When Cherkesov was chairman of FSKN, the agency initiated a number of so-called ketamine cases in which veterinarians were accused of using narcotic substance ketamine as an anesthetic for animals during surgery.
In November 2003 the veterinarian Aleksxander Duka was arrested right in the middle of a surgery. He faced charges of using ketamine. In September 2004, Zamoskvoretsky District Court sentenced the veterinarian to one year of probation. In December of that year, Frunzenskiy court of Vladimir sentenced a veterinarian Olga Tanayeva to three years imprisonment for selling eight vials of ketamine to another female vet. Cases concerning the use of ketamine received wide publicity and were actively discussed in the media. In particular, it was pointed to the fact that the drug police officers, rather than to suppress the activities of criminal gangs, pursue veterinarians.
Source: Novaya Gazeta, 08 July 2004
According to media reports, in September 1995 Cherkesov’s wife, Natalia Chaplina with permission from St. Petersburg Mayor Anatoly Sobchak, acquired from the city at book value a six bedroom apartment on Nevsky Prospect. Payment was made in installments during four years with the first payment of six percent of the purchase price.
Source: Versiya, 13 June 2000
In March 2007 Chaplina was pre-approved by United Russia Political Council of Pskov, which held a majority in local parliament, as a member of the Council of Federation from Pskov Regional Council. However, later she withdrew in favour of Andrey Turchak, leader of United Russia Molodaya Gvardiya and the son of Anatoly Turchak, a friend of Putin and President of Leninist JSC. Her refusal Chaplina motivated by not wanting “undesirable consequences."
Source: Moscow Komosomolets, 22 November 2004
On October 3, 2007 several news agencies reported that FSB operatives and members of the Investigative Committee under the Russian Prosecutor's Office arrested the chief of department of operational support of the Federal Service for Drug Control, Lieutenant General Aleksander Bulbov, two senior operations officer of the same department, Gregory Cherevko and Sergey Donchenko and former Deputy Head of Security Service Federal Drug Control Yuri Gevala. All four were suspected of illegal wiretapping. Media linked the incident to the conflict between security agencies and indicated that all this could damage the reputation of Cherkesov.
On October 9, 2007 the Investigative Committee leveled charges against the three detainees under several articles of the Criminal Code. On the same day media published an article in which Cherkesov admitted conflicts between security agencies that affected Federal Drug Control Service. In the article, Cherkesov actually confirmed that there was a confrontation between the authorities and made it clear that Federal Drug Control Service employees could have been arrested by for this reason. Cherkesov explained going public by the need of preserving stability in the country. In his view, the problem became so serious that it should be discussed, not ignored or turned into a big quarrel.

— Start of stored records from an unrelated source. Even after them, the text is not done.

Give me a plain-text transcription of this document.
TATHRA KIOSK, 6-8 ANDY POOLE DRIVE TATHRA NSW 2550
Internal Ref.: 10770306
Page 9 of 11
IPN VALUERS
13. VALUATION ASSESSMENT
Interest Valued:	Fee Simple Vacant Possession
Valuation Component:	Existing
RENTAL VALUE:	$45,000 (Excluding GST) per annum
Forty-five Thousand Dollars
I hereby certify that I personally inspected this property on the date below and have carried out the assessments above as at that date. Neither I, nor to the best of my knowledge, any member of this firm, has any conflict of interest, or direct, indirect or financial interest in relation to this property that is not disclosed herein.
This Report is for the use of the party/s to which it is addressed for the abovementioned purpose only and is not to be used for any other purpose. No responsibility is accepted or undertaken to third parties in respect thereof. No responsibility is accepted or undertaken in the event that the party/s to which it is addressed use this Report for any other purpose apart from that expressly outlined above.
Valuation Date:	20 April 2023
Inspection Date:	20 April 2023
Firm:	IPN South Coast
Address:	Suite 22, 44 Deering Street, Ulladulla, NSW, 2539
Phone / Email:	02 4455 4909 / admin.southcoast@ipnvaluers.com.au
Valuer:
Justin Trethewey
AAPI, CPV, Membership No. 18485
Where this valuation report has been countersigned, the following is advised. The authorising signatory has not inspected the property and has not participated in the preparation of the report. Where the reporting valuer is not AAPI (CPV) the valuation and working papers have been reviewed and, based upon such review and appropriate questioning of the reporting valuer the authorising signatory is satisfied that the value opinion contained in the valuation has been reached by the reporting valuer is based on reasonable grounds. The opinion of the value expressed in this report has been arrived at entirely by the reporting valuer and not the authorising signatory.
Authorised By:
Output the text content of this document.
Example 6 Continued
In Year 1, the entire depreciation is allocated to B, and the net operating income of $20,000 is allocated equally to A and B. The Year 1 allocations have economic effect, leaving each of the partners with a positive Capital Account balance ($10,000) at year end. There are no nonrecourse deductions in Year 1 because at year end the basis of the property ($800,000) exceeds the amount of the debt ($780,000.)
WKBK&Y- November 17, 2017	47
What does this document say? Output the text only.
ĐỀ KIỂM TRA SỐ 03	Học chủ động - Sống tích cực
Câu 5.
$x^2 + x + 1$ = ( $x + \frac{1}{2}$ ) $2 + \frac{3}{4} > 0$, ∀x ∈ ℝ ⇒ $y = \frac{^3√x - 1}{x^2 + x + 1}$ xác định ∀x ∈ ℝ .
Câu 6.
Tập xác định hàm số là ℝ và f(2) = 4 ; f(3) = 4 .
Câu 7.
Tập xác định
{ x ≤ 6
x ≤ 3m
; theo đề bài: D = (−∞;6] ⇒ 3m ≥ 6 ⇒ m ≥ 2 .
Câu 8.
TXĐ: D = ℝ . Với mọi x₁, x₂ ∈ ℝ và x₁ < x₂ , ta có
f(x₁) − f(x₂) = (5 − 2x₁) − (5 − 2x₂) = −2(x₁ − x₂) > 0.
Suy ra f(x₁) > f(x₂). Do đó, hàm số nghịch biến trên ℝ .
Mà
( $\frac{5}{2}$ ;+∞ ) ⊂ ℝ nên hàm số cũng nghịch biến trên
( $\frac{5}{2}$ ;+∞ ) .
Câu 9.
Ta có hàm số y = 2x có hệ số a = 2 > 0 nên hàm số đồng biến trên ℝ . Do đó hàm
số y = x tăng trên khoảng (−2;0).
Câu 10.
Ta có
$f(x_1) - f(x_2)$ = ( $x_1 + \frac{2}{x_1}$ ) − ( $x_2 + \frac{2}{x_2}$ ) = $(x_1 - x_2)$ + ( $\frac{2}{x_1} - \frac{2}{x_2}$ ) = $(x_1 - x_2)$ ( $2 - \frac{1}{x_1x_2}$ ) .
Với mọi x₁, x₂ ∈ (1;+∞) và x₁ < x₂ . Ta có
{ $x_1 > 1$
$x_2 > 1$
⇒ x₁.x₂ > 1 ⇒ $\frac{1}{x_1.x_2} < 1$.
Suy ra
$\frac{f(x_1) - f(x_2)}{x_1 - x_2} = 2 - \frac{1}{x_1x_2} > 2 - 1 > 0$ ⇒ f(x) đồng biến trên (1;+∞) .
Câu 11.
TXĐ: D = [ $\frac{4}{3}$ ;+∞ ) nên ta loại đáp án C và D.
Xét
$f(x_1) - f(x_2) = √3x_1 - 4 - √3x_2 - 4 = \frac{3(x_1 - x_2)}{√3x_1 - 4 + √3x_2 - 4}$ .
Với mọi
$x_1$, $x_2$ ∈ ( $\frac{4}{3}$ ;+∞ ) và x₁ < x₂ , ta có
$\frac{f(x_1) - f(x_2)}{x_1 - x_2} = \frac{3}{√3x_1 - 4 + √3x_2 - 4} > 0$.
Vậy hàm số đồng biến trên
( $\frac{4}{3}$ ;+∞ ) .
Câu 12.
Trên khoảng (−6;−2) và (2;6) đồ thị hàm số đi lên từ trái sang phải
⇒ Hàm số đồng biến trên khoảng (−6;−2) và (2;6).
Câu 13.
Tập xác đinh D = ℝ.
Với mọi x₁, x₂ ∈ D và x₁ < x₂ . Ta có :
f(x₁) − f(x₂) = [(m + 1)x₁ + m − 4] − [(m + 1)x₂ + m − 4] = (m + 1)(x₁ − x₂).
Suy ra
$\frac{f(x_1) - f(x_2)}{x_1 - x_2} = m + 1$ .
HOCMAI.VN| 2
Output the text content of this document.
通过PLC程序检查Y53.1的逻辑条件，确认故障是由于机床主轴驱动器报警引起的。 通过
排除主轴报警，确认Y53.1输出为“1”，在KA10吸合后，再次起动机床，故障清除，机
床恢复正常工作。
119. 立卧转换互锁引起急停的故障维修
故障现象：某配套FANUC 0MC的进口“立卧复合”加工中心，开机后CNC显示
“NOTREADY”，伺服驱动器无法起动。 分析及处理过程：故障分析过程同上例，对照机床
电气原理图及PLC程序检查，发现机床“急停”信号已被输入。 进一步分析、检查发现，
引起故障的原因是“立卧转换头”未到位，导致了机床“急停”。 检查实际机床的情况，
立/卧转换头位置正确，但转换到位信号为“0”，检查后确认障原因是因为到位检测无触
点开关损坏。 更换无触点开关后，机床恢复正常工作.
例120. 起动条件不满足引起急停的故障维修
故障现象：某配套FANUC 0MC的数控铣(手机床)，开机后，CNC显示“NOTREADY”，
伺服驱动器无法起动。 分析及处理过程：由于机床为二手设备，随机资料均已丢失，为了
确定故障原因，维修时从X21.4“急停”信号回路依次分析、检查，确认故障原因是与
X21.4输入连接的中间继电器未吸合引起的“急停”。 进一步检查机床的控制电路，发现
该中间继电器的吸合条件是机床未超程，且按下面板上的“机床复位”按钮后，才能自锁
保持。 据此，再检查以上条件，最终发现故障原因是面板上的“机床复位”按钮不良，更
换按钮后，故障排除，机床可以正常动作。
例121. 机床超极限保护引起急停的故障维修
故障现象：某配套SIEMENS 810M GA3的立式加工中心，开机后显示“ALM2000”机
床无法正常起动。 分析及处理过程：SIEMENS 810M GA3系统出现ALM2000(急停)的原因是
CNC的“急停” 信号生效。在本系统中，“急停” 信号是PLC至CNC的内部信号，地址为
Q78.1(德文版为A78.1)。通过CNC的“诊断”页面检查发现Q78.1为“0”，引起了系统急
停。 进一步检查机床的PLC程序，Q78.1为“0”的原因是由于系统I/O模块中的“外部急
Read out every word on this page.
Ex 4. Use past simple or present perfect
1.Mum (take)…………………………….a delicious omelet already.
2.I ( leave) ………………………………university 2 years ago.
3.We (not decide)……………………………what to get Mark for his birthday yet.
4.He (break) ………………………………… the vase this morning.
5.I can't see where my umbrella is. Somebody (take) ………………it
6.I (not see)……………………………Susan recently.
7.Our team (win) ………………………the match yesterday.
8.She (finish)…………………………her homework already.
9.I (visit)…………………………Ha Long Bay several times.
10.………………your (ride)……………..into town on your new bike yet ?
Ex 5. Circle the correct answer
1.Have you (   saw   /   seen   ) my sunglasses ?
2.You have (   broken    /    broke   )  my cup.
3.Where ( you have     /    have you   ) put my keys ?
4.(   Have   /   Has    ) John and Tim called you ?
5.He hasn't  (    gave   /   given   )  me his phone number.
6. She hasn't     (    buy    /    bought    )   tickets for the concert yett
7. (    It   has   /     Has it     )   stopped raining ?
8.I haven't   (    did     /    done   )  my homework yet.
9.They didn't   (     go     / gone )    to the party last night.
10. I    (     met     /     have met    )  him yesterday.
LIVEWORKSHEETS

Source: Kommersant, 09 October 2007
On May 12, 2008 Dmitry Medvedev dismissed Cherkesov from office as head of Federal Drug Control Service. At the same time Vladimir Putin nominated him as head of the Federal Agency for the Procurement of Armaments, Military and Special Equipment, and Logistical Resources (Rosoboronpostavka).
Source: RIA Novosti, 12 February 2008
On June 13, 2010 Medvedev dismissed Cherkesov from office as the head of the Federal Agency for the Procurement of Armaments, Military and Special Equipment, and Logistical Resources.